Il 2020, al momento, induce a pensare che chiudere l’anno a -30% sia molto più una speranza che un timore. La tessitura, sia quella che si è ritrovata a Rho che tutta l’altra, partiva da un -4,9% sul fatturato rispetto al 2018 e da un export ancora motore trainante. Ad oggi, dopo i numeri sul primo semestre 2020 presentati da Confindustria Moda, la produzione industriale della tessitura ortogonale (trama-ordito) ha avuto un calo del 25,1%, quella a maglia -31,7%. Un po’ meglio a maggio, con la riapertura dopo il lockdown, ma di nuovo giù a giugno.
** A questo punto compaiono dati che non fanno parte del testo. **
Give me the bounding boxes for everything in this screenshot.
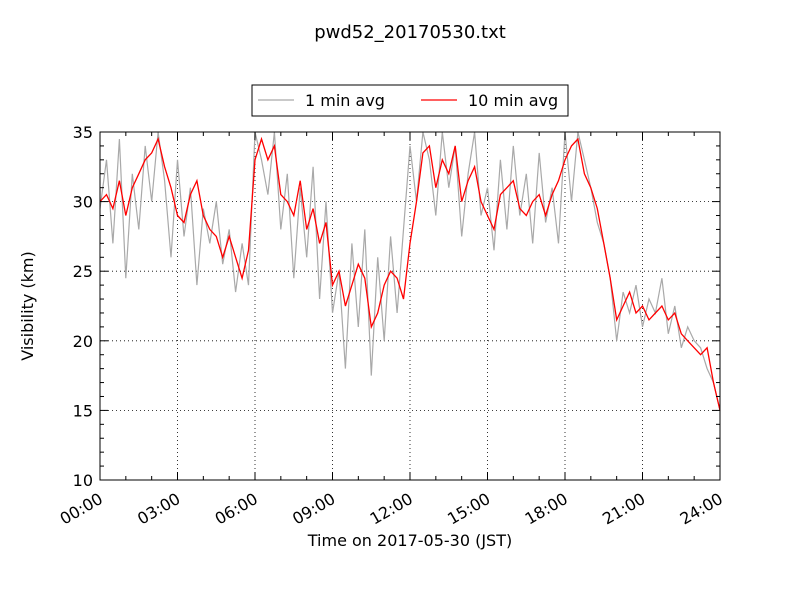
x-tick-label: 15:00	[444, 489, 493, 529]
y-tick-label: 15	[73, 401, 93, 420]
legend: 1 min avg 10 min avg	[251, 84, 569, 117]
x-tick-label: 24:00	[677, 489, 726, 529]
chart-title: pwd52_20170530.txt	[314, 22, 506, 43]
plot-area: 10 15 20 25 30 35 00:00 03:00 06:00 09:00 12:00 15:…	[57, 123, 726, 529]
x-tick-label: 00:00	[57, 489, 106, 529]
x-axis-label: Time on 2017-05-30 (JST)	[307, 531, 512, 550]
legend-label-1min: 1 min avg	[305, 91, 385, 110]
x-tick-label: 06:00	[212, 489, 261, 529]
y-axis-label: Visibility (km)	[18, 251, 37, 360]
legend-box	[251, 84, 569, 117]
x-tick-label: 12:00	[367, 489, 416, 529]
x-tick-label: 21:00	[599, 489, 648, 529]
y-tick-label: 10	[73, 471, 93, 490]
series-line-10min	[99, 136, 721, 411]
y-tick-label: 20	[73, 332, 93, 351]
series-line-1min	[99, 131, 721, 411]
x-tick-label: 18:00	[522, 489, 571, 529]
x-tick-label: 09:00	[289, 489, 338, 529]
x-tick-label: 03:00	[134, 489, 183, 529]
y-tick-label: 35	[73, 123, 93, 142]
y-tick-label: 30	[73, 193, 93, 212]
y-tick-label: 25	[73, 262, 93, 281]
legend-label-10min: 10 min avg	[468, 91, 558, 110]
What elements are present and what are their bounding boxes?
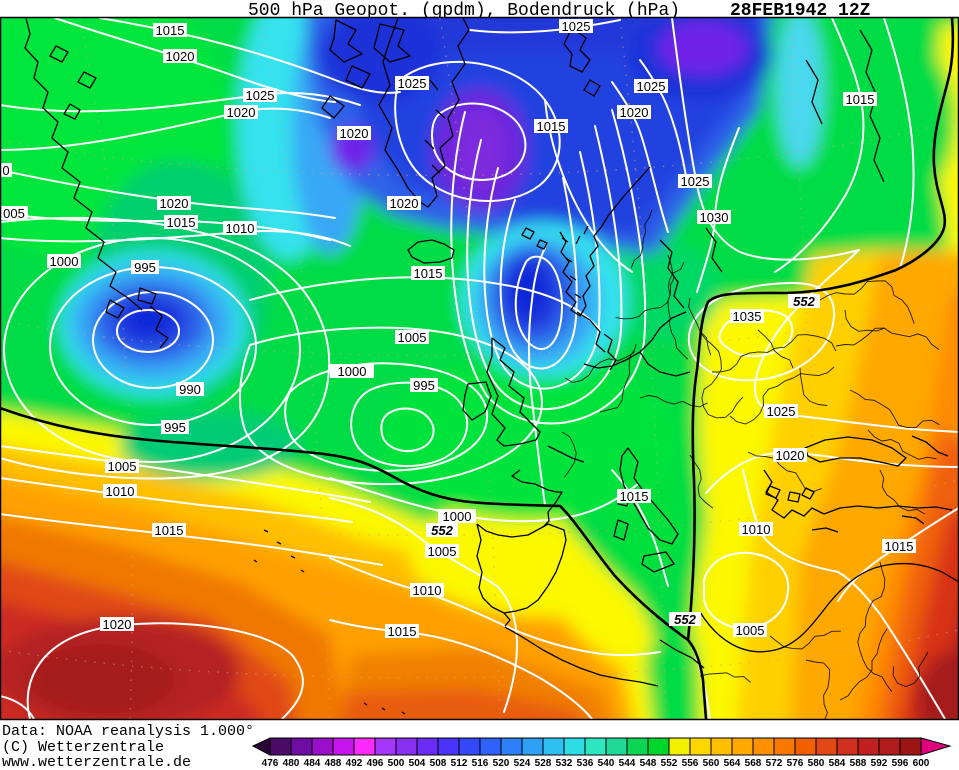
svg-text:556: 556 (682, 758, 699, 769)
svg-text:1015: 1015 (156, 23, 185, 38)
svg-text:492: 492 (346, 758, 363, 769)
svg-text:1020: 1020 (160, 196, 189, 211)
svg-text:1030: 1030 (700, 210, 729, 225)
svg-text:1000: 1000 (443, 509, 472, 524)
svg-text:1010: 1010 (413, 583, 442, 598)
svg-text:528: 528 (535, 758, 552, 769)
svg-text:1025: 1025 (681, 174, 710, 189)
svg-text:476: 476 (262, 758, 279, 769)
svg-text:584: 584 (829, 758, 846, 769)
svg-text:1020: 1020 (103, 617, 132, 632)
svg-text:524: 524 (514, 758, 531, 769)
svg-text:1005: 1005 (736, 623, 765, 638)
svg-text:www.wetterzentrale.de: www.wetterzentrale.de (2, 754, 191, 770)
svg-text:1020: 1020 (776, 448, 805, 463)
svg-text:516: 516 (472, 758, 489, 769)
svg-text:552: 552 (431, 523, 453, 538)
svg-text:1025: 1025 (398, 76, 427, 91)
svg-text:1015: 1015 (885, 539, 914, 554)
svg-text:532: 532 (556, 758, 573, 769)
svg-text:484: 484 (304, 758, 321, 769)
svg-text:496: 496 (367, 758, 384, 769)
svg-text:1015: 1015 (388, 624, 417, 639)
svg-text:Data: NOAA reanalysis 1.000°: Data: NOAA reanalysis 1.000° (2, 723, 254, 740)
svg-text:500: 500 (388, 758, 405, 769)
svg-text:1015: 1015 (155, 523, 184, 538)
svg-text:1020: 1020 (620, 105, 649, 120)
svg-text:1025: 1025 (767, 404, 796, 419)
svg-text:995: 995 (164, 420, 186, 435)
svg-text:28FEB1942 12Z: 28FEB1942 12Z (730, 1, 870, 21)
svg-text:488: 488 (325, 758, 342, 769)
svg-text:504: 504 (409, 758, 426, 769)
svg-text:1020: 1020 (340, 126, 369, 141)
svg-text:588: 588 (850, 758, 867, 769)
svg-text:552: 552 (661, 758, 678, 769)
svg-text:990: 990 (179, 382, 201, 397)
svg-text:1015: 1015 (620, 489, 649, 504)
svg-text:1005: 1005 (398, 330, 427, 345)
svg-text:1010: 1010 (742, 522, 771, 537)
svg-text:1020: 1020 (166, 49, 195, 64)
svg-text:592: 592 (871, 758, 888, 769)
svg-text:548: 548 (640, 758, 657, 769)
svg-text:512: 512 (451, 758, 468, 769)
svg-text:576: 576 (787, 758, 804, 769)
svg-text:1025: 1025 (246, 88, 275, 103)
svg-text:1015: 1015 (167, 215, 196, 230)
svg-text:(C) Wetterzentrale: (C) Wetterzentrale (2, 739, 164, 756)
svg-text:536: 536 (577, 758, 594, 769)
svg-text:560: 560 (703, 758, 720, 769)
svg-text:544: 544 (619, 758, 636, 769)
svg-text:480: 480 (283, 758, 300, 769)
svg-text:1005: 1005 (428, 544, 457, 559)
svg-text:552: 552 (674, 612, 696, 627)
svg-text:1010: 1010 (106, 484, 135, 499)
svg-text:1015: 1015 (414, 266, 443, 281)
svg-text:1000: 1000 (338, 364, 367, 379)
svg-text:1005: 1005 (108, 459, 137, 474)
svg-text:520: 520 (493, 758, 510, 769)
svg-text:508: 508 (430, 758, 447, 769)
svg-text:995: 995 (413, 378, 435, 393)
svg-text:580: 580 (808, 758, 825, 769)
svg-text:540: 540 (598, 758, 615, 769)
svg-text:1015: 1015 (846, 92, 875, 107)
svg-text:1020: 1020 (390, 196, 419, 211)
svg-text:1025: 1025 (637, 79, 666, 94)
svg-text:500 hPa Geopot. (gpdm), Bodend: 500 hPa Geopot. (gpdm), Bodendruck (hPa) (248, 1, 680, 21)
svg-text:552: 552 (793, 294, 815, 309)
svg-text:596: 596 (892, 758, 909, 769)
svg-text:1025: 1025 (562, 19, 591, 34)
svg-text:600: 600 (913, 758, 930, 769)
svg-text:1015: 1015 (537, 119, 566, 134)
svg-text:1035: 1035 (733, 309, 762, 324)
svg-text:005: 005 (3, 206, 25, 221)
svg-text:1010: 1010 (226, 221, 255, 236)
svg-text:568: 568 (745, 758, 762, 769)
svg-text:564: 564 (724, 758, 741, 769)
svg-text:1020: 1020 (227, 105, 256, 120)
svg-text:1000: 1000 (50, 254, 79, 269)
svg-text:0: 0 (2, 163, 9, 178)
svg-text:572: 572 (766, 758, 783, 769)
svg-text:995: 995 (134, 260, 156, 275)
L’export è calato del 34,4%, soprattutto verso i mercati extra-Ue, con Cina e Hong Kong rispettivamente a -41,6% e -51,5%. Un po’ meglio, ma con peggiori prospettive per il futuro, gli Usa (-34,7%).
E se guardiamo alla tipologia di prodotto vediamo che a soffrire di più sono stati i produttori di lana cardata (-47,2%) e pettinata (-41,4%), con i tessuti di lino a -22,4%, a maglia -23,9%, in cotone -34,5% e infine la seta a -34,6%.